Ce paradoxe résume à lui seul la nature du problème. L’insécurité alimentaire n’est pas une question de production. C’est une question d’accès, de stabilité, de conflits et d’inégalités. Ce guide passe en revue la définition officielle, les 4 dimensions qui la structurent, ses causes profondes et les leviers d’action, du don d’urgence aux solutions durables portées par les ONG.
C’est quoi exactement, l’insécurité alimentaire ?
L’insécurité alimentaire est le contraire de la sécurité alimentaire, un concept défini par la FAO au Sommet mondial de l’alimentation de 1996 :
« La sécurité alimentaire est atteinte lorsque toutes les personnes, en tout temps, ont un accès physique et économique à une nourriture suffisante, saine et nutritive leur permettant de satisfaire leurs besoins énergétiques et leurs préférences alimentaires pour mener une vie active et saine. »

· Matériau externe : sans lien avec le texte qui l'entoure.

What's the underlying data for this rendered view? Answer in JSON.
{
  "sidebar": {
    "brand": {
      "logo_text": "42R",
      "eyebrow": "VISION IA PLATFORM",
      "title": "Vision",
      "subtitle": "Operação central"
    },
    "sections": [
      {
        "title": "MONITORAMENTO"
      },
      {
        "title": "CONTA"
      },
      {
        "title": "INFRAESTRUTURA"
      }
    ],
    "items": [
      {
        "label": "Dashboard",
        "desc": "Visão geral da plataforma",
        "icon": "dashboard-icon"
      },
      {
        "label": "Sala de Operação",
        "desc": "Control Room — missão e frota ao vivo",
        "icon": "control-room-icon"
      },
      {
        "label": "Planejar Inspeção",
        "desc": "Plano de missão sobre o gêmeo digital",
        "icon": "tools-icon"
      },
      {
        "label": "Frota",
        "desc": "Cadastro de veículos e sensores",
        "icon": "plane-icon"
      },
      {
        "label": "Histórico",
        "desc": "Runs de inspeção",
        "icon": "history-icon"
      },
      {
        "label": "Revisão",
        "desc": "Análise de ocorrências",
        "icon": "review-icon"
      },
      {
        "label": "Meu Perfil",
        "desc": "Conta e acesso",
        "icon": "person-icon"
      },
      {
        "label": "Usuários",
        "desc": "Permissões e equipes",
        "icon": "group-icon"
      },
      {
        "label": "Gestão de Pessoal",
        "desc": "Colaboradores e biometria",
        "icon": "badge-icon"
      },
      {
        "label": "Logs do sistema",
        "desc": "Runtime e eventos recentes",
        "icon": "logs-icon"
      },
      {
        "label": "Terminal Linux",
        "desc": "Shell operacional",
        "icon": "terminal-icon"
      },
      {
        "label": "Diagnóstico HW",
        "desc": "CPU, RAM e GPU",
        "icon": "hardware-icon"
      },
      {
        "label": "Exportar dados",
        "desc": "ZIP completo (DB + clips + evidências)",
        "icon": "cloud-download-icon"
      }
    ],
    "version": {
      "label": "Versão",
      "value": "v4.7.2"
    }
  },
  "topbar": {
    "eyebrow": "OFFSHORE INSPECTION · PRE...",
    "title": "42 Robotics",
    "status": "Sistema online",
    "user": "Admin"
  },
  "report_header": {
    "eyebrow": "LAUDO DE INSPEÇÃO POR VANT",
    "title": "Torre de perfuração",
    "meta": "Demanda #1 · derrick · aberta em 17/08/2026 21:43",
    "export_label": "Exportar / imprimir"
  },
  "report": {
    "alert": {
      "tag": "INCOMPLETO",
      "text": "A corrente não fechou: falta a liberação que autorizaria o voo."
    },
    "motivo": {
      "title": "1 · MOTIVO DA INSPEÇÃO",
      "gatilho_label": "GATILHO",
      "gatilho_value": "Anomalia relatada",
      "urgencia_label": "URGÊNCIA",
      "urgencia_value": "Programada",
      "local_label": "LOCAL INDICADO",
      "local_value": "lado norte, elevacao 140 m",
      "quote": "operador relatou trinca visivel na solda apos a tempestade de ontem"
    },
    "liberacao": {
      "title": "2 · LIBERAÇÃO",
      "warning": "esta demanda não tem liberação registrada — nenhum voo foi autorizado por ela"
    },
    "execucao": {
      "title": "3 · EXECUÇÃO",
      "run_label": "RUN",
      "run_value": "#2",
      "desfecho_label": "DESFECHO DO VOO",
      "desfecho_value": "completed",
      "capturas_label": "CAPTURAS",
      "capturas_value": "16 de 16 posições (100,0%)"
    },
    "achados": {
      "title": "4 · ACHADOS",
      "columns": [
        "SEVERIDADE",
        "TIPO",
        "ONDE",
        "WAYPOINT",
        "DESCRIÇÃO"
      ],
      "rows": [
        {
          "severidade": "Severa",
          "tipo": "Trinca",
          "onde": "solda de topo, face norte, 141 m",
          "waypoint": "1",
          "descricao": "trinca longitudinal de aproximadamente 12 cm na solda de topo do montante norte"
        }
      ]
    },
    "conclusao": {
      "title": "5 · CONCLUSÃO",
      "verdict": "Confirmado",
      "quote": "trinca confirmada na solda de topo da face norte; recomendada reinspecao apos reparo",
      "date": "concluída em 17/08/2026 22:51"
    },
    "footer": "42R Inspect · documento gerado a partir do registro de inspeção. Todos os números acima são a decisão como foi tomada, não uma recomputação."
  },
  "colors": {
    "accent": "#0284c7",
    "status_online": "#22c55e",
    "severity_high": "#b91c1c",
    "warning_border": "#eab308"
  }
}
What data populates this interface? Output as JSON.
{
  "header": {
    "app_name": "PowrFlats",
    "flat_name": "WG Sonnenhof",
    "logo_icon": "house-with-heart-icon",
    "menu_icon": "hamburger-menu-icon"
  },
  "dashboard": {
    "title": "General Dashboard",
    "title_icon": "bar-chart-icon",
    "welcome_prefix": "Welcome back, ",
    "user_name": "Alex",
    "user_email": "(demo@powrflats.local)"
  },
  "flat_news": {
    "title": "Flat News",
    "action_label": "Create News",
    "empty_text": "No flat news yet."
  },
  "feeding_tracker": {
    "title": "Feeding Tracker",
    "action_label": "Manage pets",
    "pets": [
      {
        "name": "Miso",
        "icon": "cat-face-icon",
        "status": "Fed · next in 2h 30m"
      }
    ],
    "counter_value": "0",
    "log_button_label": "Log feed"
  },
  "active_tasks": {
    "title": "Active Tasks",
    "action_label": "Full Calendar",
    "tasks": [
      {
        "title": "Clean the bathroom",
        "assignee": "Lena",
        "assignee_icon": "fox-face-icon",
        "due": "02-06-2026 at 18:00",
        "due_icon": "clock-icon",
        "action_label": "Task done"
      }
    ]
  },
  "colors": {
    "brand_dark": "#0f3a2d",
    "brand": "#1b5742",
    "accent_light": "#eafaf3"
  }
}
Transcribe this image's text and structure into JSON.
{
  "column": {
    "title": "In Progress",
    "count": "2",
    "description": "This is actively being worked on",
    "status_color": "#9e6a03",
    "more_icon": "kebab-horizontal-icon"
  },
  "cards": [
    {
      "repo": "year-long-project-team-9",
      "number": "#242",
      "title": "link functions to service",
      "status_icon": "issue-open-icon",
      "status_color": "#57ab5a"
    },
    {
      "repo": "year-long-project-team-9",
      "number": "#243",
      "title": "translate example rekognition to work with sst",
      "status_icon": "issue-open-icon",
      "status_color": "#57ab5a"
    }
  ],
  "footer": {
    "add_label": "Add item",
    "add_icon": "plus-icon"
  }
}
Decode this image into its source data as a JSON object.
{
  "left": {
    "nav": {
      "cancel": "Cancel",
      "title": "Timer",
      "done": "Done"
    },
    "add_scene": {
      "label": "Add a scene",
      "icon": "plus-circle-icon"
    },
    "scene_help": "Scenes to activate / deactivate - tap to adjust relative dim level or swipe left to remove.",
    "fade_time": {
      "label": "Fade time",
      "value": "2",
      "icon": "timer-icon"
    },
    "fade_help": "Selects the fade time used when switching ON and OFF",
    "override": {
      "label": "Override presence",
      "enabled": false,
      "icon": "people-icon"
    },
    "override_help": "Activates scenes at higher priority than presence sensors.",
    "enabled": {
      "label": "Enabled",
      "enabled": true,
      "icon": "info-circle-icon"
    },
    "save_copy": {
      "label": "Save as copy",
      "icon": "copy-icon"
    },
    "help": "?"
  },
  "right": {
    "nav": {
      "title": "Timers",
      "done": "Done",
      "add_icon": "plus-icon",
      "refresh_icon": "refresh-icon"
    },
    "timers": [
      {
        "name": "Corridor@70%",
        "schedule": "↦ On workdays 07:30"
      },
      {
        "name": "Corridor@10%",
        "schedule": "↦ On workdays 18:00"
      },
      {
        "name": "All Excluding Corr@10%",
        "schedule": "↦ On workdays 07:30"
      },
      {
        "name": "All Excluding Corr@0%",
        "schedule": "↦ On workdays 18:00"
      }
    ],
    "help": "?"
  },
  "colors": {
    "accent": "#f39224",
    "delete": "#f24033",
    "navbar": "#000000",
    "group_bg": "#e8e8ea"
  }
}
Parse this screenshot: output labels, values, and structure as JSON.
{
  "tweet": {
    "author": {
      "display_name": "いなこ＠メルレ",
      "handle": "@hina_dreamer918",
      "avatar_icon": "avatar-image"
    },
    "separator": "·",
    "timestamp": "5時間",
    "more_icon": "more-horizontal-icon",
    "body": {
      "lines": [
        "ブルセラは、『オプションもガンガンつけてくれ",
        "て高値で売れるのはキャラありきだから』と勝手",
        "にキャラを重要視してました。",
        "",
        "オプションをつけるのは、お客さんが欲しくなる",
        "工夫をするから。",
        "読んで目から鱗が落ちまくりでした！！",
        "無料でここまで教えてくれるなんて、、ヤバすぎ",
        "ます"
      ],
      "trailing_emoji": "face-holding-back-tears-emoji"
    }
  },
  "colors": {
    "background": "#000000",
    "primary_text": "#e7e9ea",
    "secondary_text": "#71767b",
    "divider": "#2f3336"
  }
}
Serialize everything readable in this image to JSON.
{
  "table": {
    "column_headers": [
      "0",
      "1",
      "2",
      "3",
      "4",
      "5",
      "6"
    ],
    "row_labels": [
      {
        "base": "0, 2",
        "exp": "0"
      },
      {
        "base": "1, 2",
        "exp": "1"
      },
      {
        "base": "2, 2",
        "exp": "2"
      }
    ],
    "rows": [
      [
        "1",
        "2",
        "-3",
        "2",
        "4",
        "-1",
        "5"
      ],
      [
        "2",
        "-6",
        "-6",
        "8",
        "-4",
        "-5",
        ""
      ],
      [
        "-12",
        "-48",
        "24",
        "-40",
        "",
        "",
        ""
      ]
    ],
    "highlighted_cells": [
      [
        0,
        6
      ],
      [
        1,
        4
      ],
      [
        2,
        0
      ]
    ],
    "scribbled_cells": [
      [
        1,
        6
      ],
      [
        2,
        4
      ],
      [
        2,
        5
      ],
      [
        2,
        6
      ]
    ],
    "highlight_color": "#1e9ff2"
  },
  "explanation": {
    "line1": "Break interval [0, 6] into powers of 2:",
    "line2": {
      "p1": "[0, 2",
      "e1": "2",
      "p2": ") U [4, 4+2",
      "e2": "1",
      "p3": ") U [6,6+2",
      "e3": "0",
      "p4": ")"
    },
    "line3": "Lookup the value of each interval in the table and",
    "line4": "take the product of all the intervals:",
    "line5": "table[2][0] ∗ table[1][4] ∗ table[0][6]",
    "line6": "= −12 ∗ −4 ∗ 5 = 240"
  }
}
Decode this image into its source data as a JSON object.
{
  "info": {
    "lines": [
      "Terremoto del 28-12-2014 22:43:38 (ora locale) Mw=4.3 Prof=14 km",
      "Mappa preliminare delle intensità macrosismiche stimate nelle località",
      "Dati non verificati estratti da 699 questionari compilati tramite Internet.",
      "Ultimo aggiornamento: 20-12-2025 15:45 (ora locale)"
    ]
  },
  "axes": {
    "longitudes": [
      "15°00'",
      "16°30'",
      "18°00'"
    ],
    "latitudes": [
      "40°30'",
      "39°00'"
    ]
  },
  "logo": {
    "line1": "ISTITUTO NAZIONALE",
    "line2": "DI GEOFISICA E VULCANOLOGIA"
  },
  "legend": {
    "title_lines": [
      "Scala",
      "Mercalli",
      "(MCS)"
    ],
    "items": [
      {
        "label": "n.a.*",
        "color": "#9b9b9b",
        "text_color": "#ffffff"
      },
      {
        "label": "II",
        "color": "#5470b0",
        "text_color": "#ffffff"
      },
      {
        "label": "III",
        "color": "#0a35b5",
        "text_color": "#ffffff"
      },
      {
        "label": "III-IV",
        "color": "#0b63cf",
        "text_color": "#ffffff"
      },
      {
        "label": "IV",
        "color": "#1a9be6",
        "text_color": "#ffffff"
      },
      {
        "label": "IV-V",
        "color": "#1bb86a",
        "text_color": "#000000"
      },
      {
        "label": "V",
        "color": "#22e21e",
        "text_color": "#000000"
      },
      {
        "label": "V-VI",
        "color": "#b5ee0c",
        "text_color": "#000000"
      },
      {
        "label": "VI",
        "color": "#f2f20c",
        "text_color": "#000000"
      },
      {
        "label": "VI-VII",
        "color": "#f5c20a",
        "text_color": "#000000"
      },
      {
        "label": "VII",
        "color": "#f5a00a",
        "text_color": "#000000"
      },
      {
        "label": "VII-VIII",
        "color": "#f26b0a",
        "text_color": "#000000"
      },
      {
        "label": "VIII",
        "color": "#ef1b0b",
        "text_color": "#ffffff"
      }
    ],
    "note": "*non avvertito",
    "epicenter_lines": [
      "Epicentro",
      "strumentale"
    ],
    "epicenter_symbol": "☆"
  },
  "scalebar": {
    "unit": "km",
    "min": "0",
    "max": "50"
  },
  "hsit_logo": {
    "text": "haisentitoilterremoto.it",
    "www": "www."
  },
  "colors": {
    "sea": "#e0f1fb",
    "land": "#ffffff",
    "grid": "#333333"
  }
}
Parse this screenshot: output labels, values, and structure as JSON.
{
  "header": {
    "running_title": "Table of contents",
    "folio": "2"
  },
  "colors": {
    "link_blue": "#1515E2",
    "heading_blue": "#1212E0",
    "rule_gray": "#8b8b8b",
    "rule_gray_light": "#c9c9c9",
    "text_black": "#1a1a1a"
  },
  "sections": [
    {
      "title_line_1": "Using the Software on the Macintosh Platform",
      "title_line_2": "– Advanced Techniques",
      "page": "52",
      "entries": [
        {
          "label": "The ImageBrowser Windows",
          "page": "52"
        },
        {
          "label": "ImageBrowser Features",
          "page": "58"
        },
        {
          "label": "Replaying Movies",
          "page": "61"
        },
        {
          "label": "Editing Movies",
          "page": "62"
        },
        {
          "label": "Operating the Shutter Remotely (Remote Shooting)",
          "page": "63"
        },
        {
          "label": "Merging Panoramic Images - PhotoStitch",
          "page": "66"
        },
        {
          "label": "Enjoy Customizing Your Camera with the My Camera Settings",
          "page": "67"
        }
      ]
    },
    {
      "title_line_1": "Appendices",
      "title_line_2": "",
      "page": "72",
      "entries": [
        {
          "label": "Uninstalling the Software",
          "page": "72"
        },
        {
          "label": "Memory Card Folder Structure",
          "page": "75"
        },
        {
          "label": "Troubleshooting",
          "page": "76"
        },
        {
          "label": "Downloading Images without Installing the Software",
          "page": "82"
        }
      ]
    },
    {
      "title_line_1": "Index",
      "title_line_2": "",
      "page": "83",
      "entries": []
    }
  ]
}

Cette définition tient sur quatre piliers, appelés les 4 dimensions de la sécurité alimentaire. Il suffit qu’un seul soit défaillant pour basculer en insécurité.
| Dimension | Ce qu’elle couvre | Exemple de rupture |
|---|---|---|
| Disponibilité | Production, stocks et importations suffisantes | Sécheresse qui détruit une récolte |
| Accès | Moyens économiques et physiques pour se procurer les aliments | Explosion des prix, marché détruit par un conflit |
| Utilisation | Qualité nutritionnelle, eau potable, cuisson, santé | Diarrhée qui empêche l’absorption des nutriments |
| Stabilité | Régularité des trois dimensions précédentes dans le temps | Guerre qui rend l’accès imprévisible |
Insécurité alimentaire, faim, malnutrition : trois choses différentes
Ces trois termes sont souvent confondus, à tort.
La faim est une sensation physique liée à un déficit calorique aigu ou chronique. C’est un symptôme.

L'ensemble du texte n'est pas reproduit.